Theatre

Hitting A Brick Wall/Love Song Dedication @ BAC, London



devised and performed by
Rosie Dennis
Rosie Dennis is a performance artist from Sydney who combines movement, music and words to create short intense installation pieces.

I must admit the word installation makes me a tad apprehensive. It connotes to me something that I may well find idea-heavy but impenetrable. But that wasnt the case at all here.

As part of the BAC’s Burst festival Dennis is performing a double bill of two of her works, Hitting A Brick Wall and Love Song Dedication. The first of these pieces, she explains to us, is about waiting and wanting and winning. It begins with her standing before us in a stripy satin dress and equally stripy shoes. She then slowly dons a sash and a tiara before launching into a jerky angular dance. As she spasms and twists, her poses bring to mind a shop-window mannequin, a damaged doll.

This dance gradually morphs into a stuttering speech of acceptance: thank you, thank you, she repeats into an invisible microphone. ‘This means so much to me.’

Her way of speaking is measured and repetitive, theres a musical quality to it. The date on the sash reads 1985, and there is something both amusing and sad about this. The act of a winning for this woman has become a frozen moment and clearly nothing else since has matched it.
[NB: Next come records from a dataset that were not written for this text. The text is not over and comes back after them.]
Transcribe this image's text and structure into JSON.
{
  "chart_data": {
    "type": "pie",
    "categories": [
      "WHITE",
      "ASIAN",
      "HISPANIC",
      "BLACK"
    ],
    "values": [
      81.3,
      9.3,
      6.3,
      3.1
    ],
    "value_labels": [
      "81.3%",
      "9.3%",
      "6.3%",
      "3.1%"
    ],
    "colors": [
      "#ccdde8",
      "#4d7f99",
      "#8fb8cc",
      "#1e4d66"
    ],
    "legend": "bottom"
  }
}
She then describes attending a party where she is forced to make a speech, where people expect things of her, though she does not know exactly what they expect. She concludes the piece by describing her need to retreat to a room, a space where she feels safe and still. She repeats this desire over and over again as shots of a bare, empty room are projected on a screen on the wall behind her.

In the second piece, Love Song Dedication, Dennis again makes use of a looping, repetitive way of speaking. Here she charts the various stages of a relationship, counting them off. She describes falling in love and then falling out of love, a twisting road. Again there is dancing: a series of rapid staccato movements followed by a burst of intense, heavy breathing, near hyper-ventilation, panic attack. Her limbs are taut, her movements jagged yet modulated. Yet the piece is not as intense as this would suggest, and in fact there is much humour in it, in the choice of music, in the way she words things.

This, for me, was the more satisfying of the pieces. The fragmented story of a love growing then falling apart was both funny and moving, with a lingering sense of regret at the end. As a performer, Dennis throws her whole self into these works. They are complete pictures, intensly physical, like looping tapes. And though there is condsiderable poignancy in her work, it does not dominate, these pieces are more layered than that – small things that leave an imprint.